Reactions to both native and unknown predators were also tested. Crayfish are the major predator of Canadian pond snails, whereas Dutch pond snails are preyed upon by salamanders. Researchers first tested reactions to native predators by placing Canadian snails in water from tanks of crayfish and Dutch snails in water from tanks containing salamanders, after which they were tapped. Both species exhibited pneumostome-retraction times longer than 24 hours, meaning that a lasting memory had been formed. However, when Dutch snails were exposed to the scent of crayfish and Canadian snails to the scent of salamanders, predators neither species had “smelled” before, their reactions weren’t nearly as strong as with their own predator. In fact, when the key neuron containing the memory was tested for activity, they found that the memory was completely gone.

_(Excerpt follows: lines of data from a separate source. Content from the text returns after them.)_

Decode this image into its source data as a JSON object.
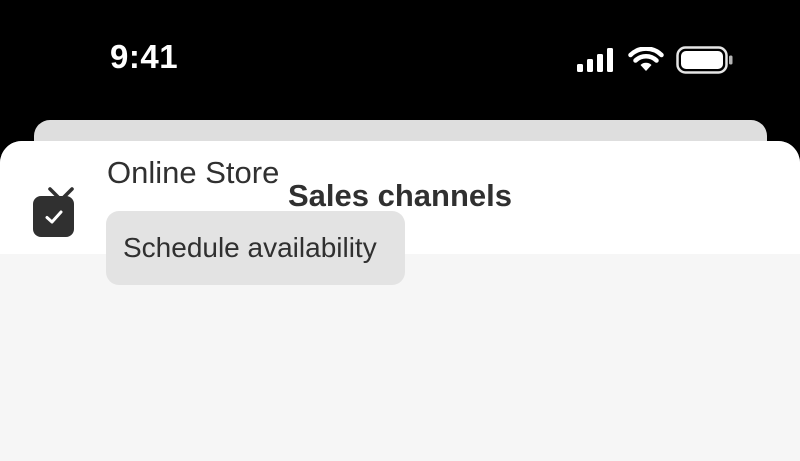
{
  "status_bar": {
    "time": "9:41",
    "icons": [
      "cellular-signal-icon",
      "wifi-icon",
      "battery-icon"
    ]
  },
  "sheet": {
    "title": "Sales channels",
    "close_icon": "close-icon"
  },
  "channels": [
    {
      "label": "Online Store",
      "checked": true,
      "schedule_label": "Schedule availability"
    }
  ],
  "colors": {
    "status_bar_bg": "#000000",
    "sheet_header_bg": "#ffffff",
    "sheet_body_bg": "#f6f6f6",
    "text": "#303030",
    "checkbox_fill": "#303030",
    "secondary_button_bg": "#e3e3e3"
  }
}
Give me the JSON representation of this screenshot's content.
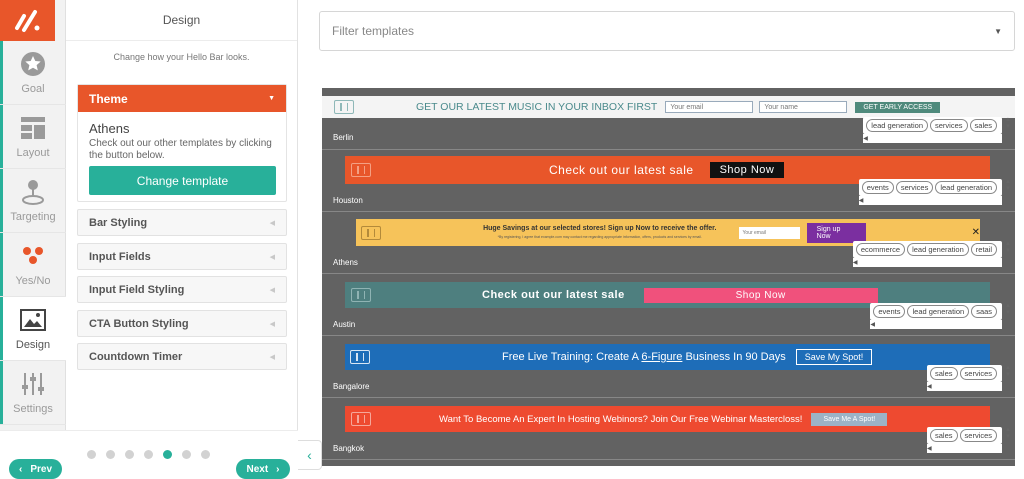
{
  "rail": {
    "items": [
      {
        "label": "Goal"
      },
      {
        "label": "Layout"
      },
      {
        "label": "Targeting"
      },
      {
        "label": "Yes/No"
      },
      {
        "label": "Design"
      },
      {
        "label": "Settings"
      }
    ],
    "accent": "#28b09a",
    "brand": "#e8562a"
  },
  "panel": {
    "title": "Design",
    "subtitle": "Change how your Hello Bar looks.",
    "theme": {
      "header": "Theme",
      "name": "Athens",
      "description": "Check out our other templates by clicking the button below.",
      "button": "Change template"
    },
    "sections": [
      "Bar Styling",
      "Input Fields",
      "Input Field Styling",
      "CTA Button Styling",
      "Countdown Timer"
    ],
    "footer": {
      "prev": "Prev",
      "next": "Next",
      "dots": 7,
      "active_dot": 5
    }
  },
  "main": {
    "filter_placeholder": "Filter templates",
    "templates": [
      {
        "name": "Berlin",
        "text": "GET OUR LATEST MUSIC IN YOUR INBOX FIRST",
        "inputs": [
          "Your email",
          "Your name"
        ],
        "cta": "GET EARLY ACCESS",
        "tags": [
          "lead generation",
          "services",
          "sales"
        ]
      },
      {
        "name": "Houston",
        "text": "Check out our latest sale",
        "cta": "Shop Now",
        "tags": [
          "events",
          "services",
          "lead generation"
        ]
      },
      {
        "name": "Athens",
        "text": "Huge Savings at our selected stores! Sign up Now to receive the offer.",
        "fineprint": "*By registering, I agree that example.com may contact me regarding appropriate information, offers, products and services by email.",
        "inputs": [
          "Your email"
        ],
        "cta": "Sign up Now",
        "close": "✕",
        "tags": [
          "ecommerce",
          "lead generation",
          "retail"
        ]
      },
      {
        "name": "Austin",
        "text": "Check out our latest sale",
        "cta": "Shop Now",
        "tags": [
          "events",
          "lead generation",
          "saas"
        ]
      },
      {
        "name": "Bangalore",
        "text_before": "Free Live Training: Create A ",
        "text_link": "6-Figure",
        "text_after": " Business In 90 Days",
        "cta": "Save My Spot!",
        "tags": [
          "sales",
          "services"
        ]
      },
      {
        "name": "Bangkok",
        "text": "Want To Become An Expert In Hosting Webinors? Join Our Free Webinar Mastercloss!",
        "cta": "Save Me A Spot!",
        "tags": [
          "sales",
          "services"
        ]
      }
    ]
  }
}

It is still unclear whether or not the capability of snails to form strong memories when confronted by a predator is due to the fact that they’ve learned from individual experience or that evolutionary pressures have led them all to react instinctively to that specific predator. Further research must be conducted. What has been demonstrated by this study is that it is possible for snails to form experience-based memories which, until recently, had been thought possible only by vertebrates.






Citation: Orr, M. V., Hittel, K. and Lukowiak, K. (2009).’Different strokes for different folks’: geographically
isolated strains of Lymnaea stagnalis only respond to sympatric predators and have different memory forming capabilities. J. Exp. Biol. 212, 2237-2247.